Recently I began evaluating Oracle MapViewer to determine if it is the right tool for me. I’m looking for a mapping API that will allow me to manage vector graphics, points and polylines, independently from the base map. Today, I write too much repetitive code for map providers like Google Maps and OSM.  Oracle MapViewer it is a good tool for people working in a Java EE environment. It also has a place as part of Oracle’s Business Intelligence Suite, and is a very handy ad-hoc spatial data viewer, but does it belong in my website development toolbox?

current_map_stackMy personal preference is open source and lightweight, as this graphic illustrates, with a client-side JavaScript MVC framework making AJAX calls to JAX-RS web services. The RESTful web services should run in a standard Java web container and not depend on Java EE server containers.

In order to do vector graphics and event handling for polylines and points independently from the base map, my map API abstraction layer must be replaced. Ideally, the replacement framework should be purely JavaScript and should not require any server-side changes, something like Leaflet.

MapViewer Components

MapViewer is much more than just a JavaScript framework for maps. It has several server-side components that support its client-side AJAX-based JavaScript API:

  • A core rendering engine Java library, SDOVIS, that performs cartographic rendering. A servlet exposes the rendering functions to Web applications.
  • Application programming interfaces for programming MapViewer features. These APIs include XML, Java, PL/SQL, and an AJAX-based JavaScript API.
  • A graphical Map Builder tool that enables you to create map symbols, define spatial data rendering rules, and create and edit MapViewer objects.
  • Oracle Maps, which includes map cache and FOI (feature of interest) servers that facilitate the development of interactive geospatial Web applications.

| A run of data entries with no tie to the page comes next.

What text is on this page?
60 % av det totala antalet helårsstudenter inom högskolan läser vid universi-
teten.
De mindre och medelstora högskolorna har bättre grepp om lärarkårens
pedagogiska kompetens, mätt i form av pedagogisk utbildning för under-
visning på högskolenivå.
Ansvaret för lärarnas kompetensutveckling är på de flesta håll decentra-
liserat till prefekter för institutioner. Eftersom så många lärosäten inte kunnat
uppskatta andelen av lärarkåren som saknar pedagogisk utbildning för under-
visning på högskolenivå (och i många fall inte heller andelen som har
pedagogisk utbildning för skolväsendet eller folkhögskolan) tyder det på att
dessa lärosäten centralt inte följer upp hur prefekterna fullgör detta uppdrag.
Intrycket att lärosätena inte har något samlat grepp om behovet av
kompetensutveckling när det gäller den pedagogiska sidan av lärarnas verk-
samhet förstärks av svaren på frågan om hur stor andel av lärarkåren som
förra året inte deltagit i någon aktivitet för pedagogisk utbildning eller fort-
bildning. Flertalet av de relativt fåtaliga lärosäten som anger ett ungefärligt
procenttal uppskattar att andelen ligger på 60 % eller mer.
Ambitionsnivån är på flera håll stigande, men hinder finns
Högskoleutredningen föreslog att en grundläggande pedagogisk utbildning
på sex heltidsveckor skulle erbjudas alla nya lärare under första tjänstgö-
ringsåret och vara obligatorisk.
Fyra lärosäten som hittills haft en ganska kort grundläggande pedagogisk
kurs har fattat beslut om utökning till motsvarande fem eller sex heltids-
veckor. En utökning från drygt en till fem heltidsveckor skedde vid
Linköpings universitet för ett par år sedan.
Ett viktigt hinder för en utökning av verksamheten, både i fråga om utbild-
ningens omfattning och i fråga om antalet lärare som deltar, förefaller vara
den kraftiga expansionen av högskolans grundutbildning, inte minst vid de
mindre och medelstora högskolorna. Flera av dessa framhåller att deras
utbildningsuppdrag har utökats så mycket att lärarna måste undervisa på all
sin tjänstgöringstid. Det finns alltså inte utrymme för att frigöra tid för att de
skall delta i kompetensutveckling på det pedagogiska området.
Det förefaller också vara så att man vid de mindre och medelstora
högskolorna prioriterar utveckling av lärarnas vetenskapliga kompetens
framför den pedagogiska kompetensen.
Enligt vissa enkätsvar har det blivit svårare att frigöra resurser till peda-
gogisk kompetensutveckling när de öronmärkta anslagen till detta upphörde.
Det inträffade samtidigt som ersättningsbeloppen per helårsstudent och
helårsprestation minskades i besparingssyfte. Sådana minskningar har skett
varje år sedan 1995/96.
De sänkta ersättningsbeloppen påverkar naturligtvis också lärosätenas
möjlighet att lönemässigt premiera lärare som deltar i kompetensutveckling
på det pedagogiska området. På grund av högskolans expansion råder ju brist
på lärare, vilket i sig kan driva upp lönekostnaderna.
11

The MapViewer architecture is not targeted towards my ideal environment of simple Java web containers. The preferred environment is Oracle WebLogic or Glassfish.

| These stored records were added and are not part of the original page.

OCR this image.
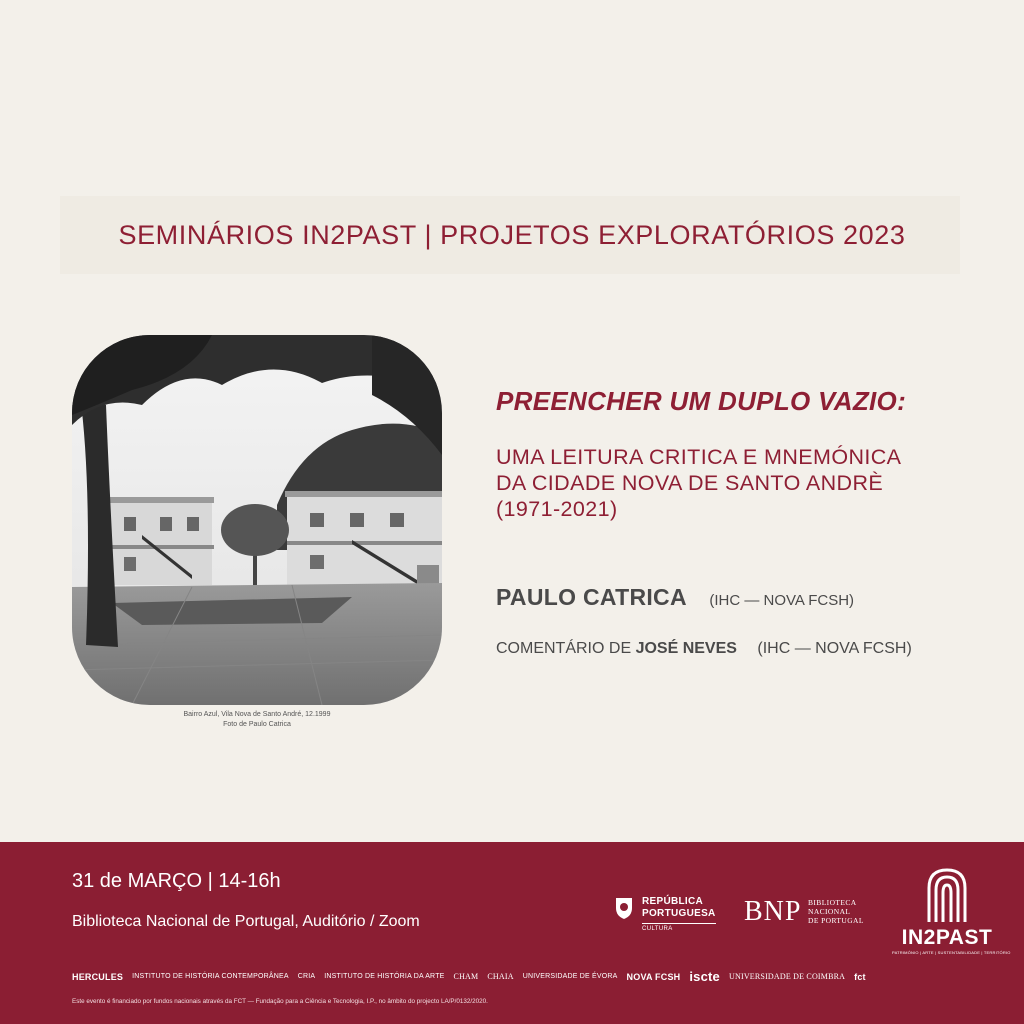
SEMINÁRIOS IN2PAST | PROJETOS EXPLORATÓRIOS 2023
Bairro Azul, Vila Nova de Santo André, 12.1999
Foto de Paulo Catrica
PREENCHER UM DUPLO VAZIO:
UMA LEITURA CRITICA E MNEMÓNICA
DA CIDADE NOVA DE SANTO ANDRÈ
(1971-2021)
PAULO CATRICA (IHC — NOVA FCSH)
COMENTÁRIO DE JOSÉ NEVES (IHC — NOVA FCSH)
31 de MARÇO | 14-16h
Biblioteca Nacional de Portugal, Auditório / Zoom
REPÚBLICA
PORTUGUESA
CULTURA
BNP BIBLIOTECA
NACIONAL
DE PORTUGAL
IN2PAST
PATRIMÓNIO | ARTE | SUSTENTABILIDADE | TERRITÓRIO
HERCULES INSTITUTO DE HISTÓRIA CONTEMPORÂNEA CRIA INSTITUTO DE HISTÓRIA DA ARTE CHAM CHAIA UNIVERSIDADE DE ÉVORA NOVA FCSH iscte UNIVERSIDADE DE COIMBRA fct
Este evento é financiado por fundos nacionais através da FCT — Fundação para a Ciência e Tecnologia, I.P., no âmbito do projecto LA/P/0132/2020.
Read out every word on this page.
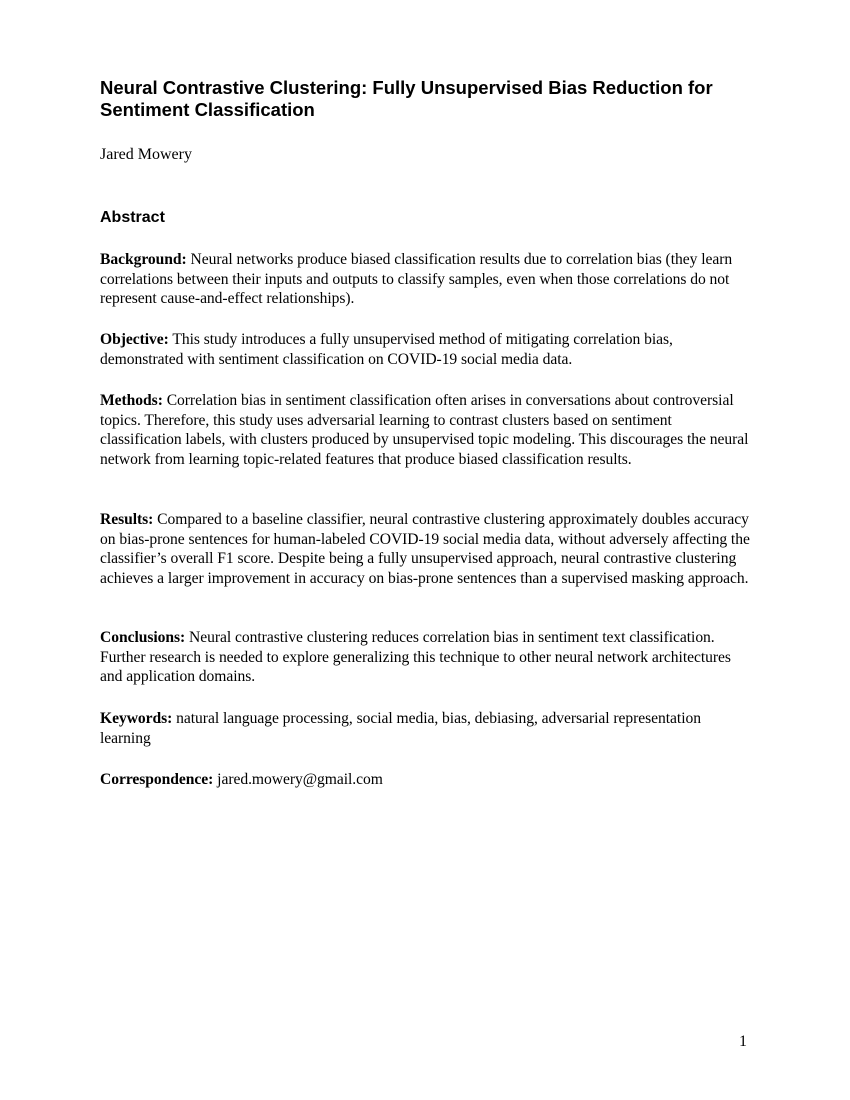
Neural Contrastive Clustering: Fully Unsupervised Bias Reduction for Sentiment Classification
Jared Mowery
Abstract

Background: Neural networks produce biased classification results due to correlation bias (they learn correlations between their inputs and outputs to classify samples, even when those correlations do not represent cause-and-effect relationships).

Objective: This study introduces a fully unsupervised method of mitigating correlation bias, demonstrated with sentiment classification on COVID-19 social media data.

Methods: Correlation bias in sentiment classification often arises in conversations about controversial topics. Therefore, this study uses adversarial learning to contrast clusters based on sentiment classification labels, with clusters produced by unsupervised topic modeling. This discourages the neural network from learning topic-related features that produce biased classification results.

Results: Compared to a baseline classifier, neural contrastive clustering approximately doubles accuracy on bias-prone sentences for human-labeled COVID-19 social media data, without adversely affecting the classifier’s overall F1 score. Despite being a fully unsupervised approach, neural contrastive clustering achieves a larger improvement in accuracy on bias-prone sentences than a supervised masking approach.

Conclusions: Neural contrastive clustering reduces correlation bias in sentiment text classification. Further research is needed to explore generalizing this technique to other neural network architectures and application domains.

Keywords: natural language processing, social media, bias, debiasing, adversarial representation learning

Correspondence: jared.mowery@gmail.com

1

That being said, MapViewer does support Tomcat, but to what extent I’ve yet to discover. The following table is from the Map Viewer J2EE Servers Support page:

J2EE Server Name and Version

 Oracle WebLogic Server  10g and Later
 GlassFish  3.1.2 or later
 Oracle Application Server  10g (10.1.3.x)
 WebLogic  9
 Oracle OC4J Standalone  10g (10.1.3.x)
 Apache Tomcat  6.x and Later
 WebSphere  6.x and 7.x
 JBoss  4.x and Later

This architecture is illustrated in this graphic from the Oracle Fusion Middleware MapViewer Primer.

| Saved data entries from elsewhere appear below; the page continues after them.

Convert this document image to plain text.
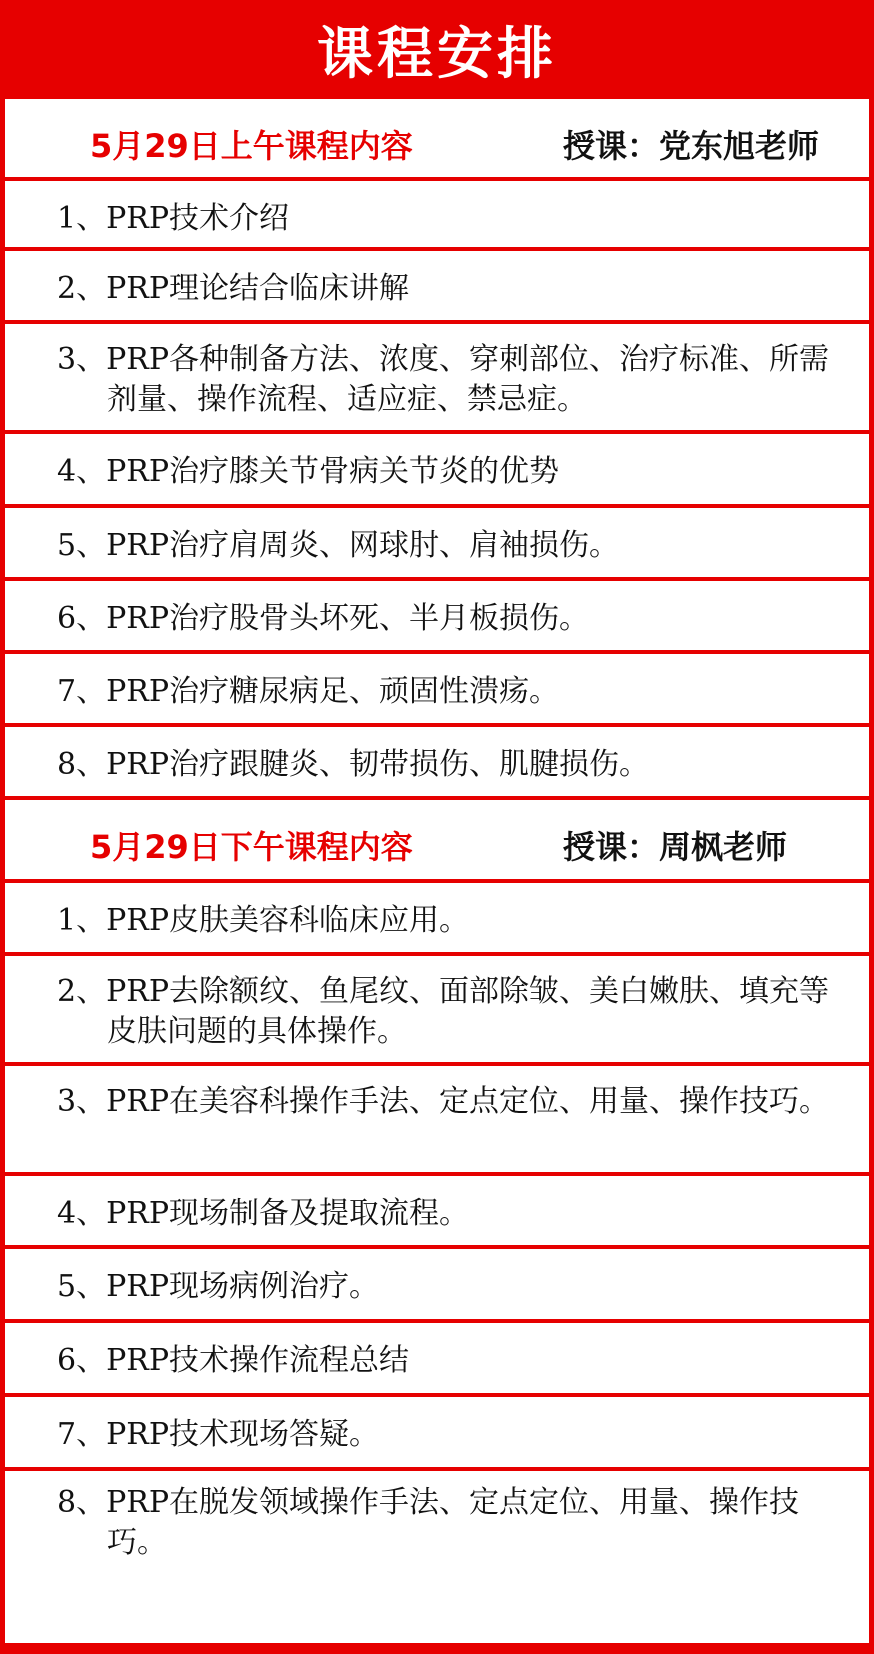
课程安排
5月29日上午课程内容	授课：党东旭老师
1、PRP技术介绍
2、PRP理论结合临床讲解
3、PRP各种制备方法、浓度、穿刺部位、治疗标准、所需剂量、操作流程、适应症、禁忌症。
4、PRP治疗膝关节骨病关节炎的优势
5、PRP治疗肩周炎、网球肘、肩袖损伤。
6、PRP治疗股骨头坏死、半月板损伤。
7、PRP治疗糖尿病足、顽固性溃疡。
8、PRP治疗跟腱炎、韧带损伤、肌腱损伤。
5月29日下午课程内容	授课：周枫老师
1、PRP皮肤美容科临床应用。
2、PRP去除额纹、鱼尾纹、面部除皱、美白嫩肤、填充等皮肤问题的具体操作。
3、PRP在美容科操作手法、定点定位、用量、操作技巧。
4、PRP现场制备及提取流程。
5、PRP现场病例治疗。
6、PRP技术操作流程总结
7、PRP技术现场答疑。
8、PRP在脱发领域操作手法、定点定位、用量、操作技巧。
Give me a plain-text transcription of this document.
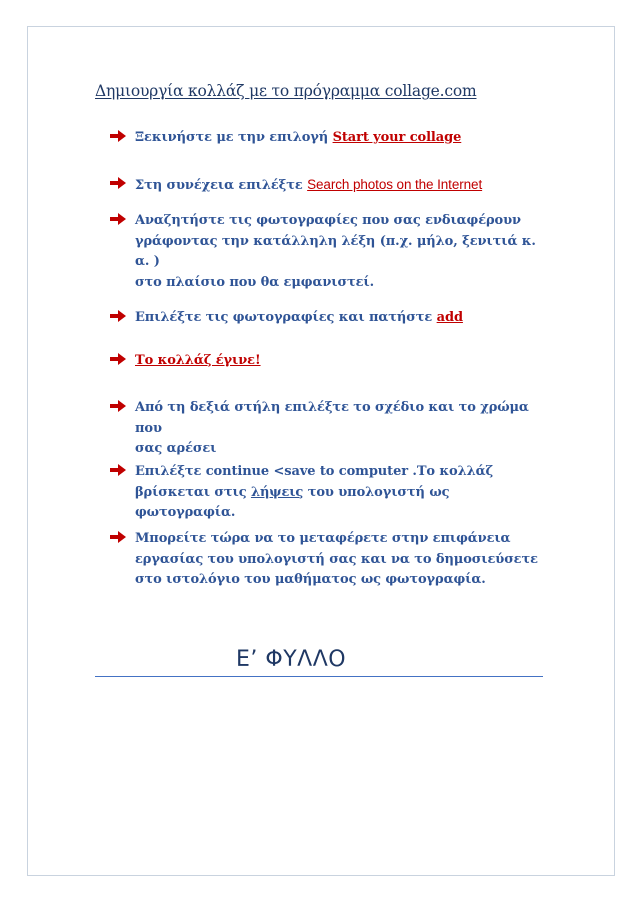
Δημιουργία κολλάζ με το πρόγραμμα collage.com
Ξεκινήστε με την επιλογή Start your collage
Στη συνέχεια επιλέξτε Search photos on the Internet
Αναζητήστε τις φωτογραφίες που σας ενδιαφέρουν
γράφοντας την κατάλληλη λέξη (π.χ. μήλο, ξενιτιά κ. α. )
στο πλαίσιο που θα εμφανιστεί.
Επιλέξτε τις φωτογραφίες και πατήστε add
Το κολλάζ έγινε!
Από τη δεξιά στήλη επιλέξτε το σχέδιο και το χρώμα που
σας αρέσει
Επιλέξτε continue <save to computer .Το κολλάζ
βρίσκεται στις λήψεις του υπολογιστή ως φωτογραφία.
Μπορείτε τώρα να το μεταφέρετε στην επιφάνεια
εργασίας του υπολογιστή σας και να το δημοσιεύσετε
στο ιστολόγιο του μαθήματος ως φωτογραφία.
Ε’ ΦΥΛΛΟ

mapviewerIn my current work environment, pools of servers support different domains of our site. There is nothing to say that one pool of servers cannot include Java EE servers to handle the mapping load. It would still serve to isolate the mapping services from other server pools as well reduce the workload on the other servers. The business justification for the new pool of mapping servers depends on how many MapViewer features add value to our site, things like dynamic heatmaps, for example.

I’ll start my deep dive with the tutorials that come with the project, and then will explore some of the extensive features list in MapViewer data sheet.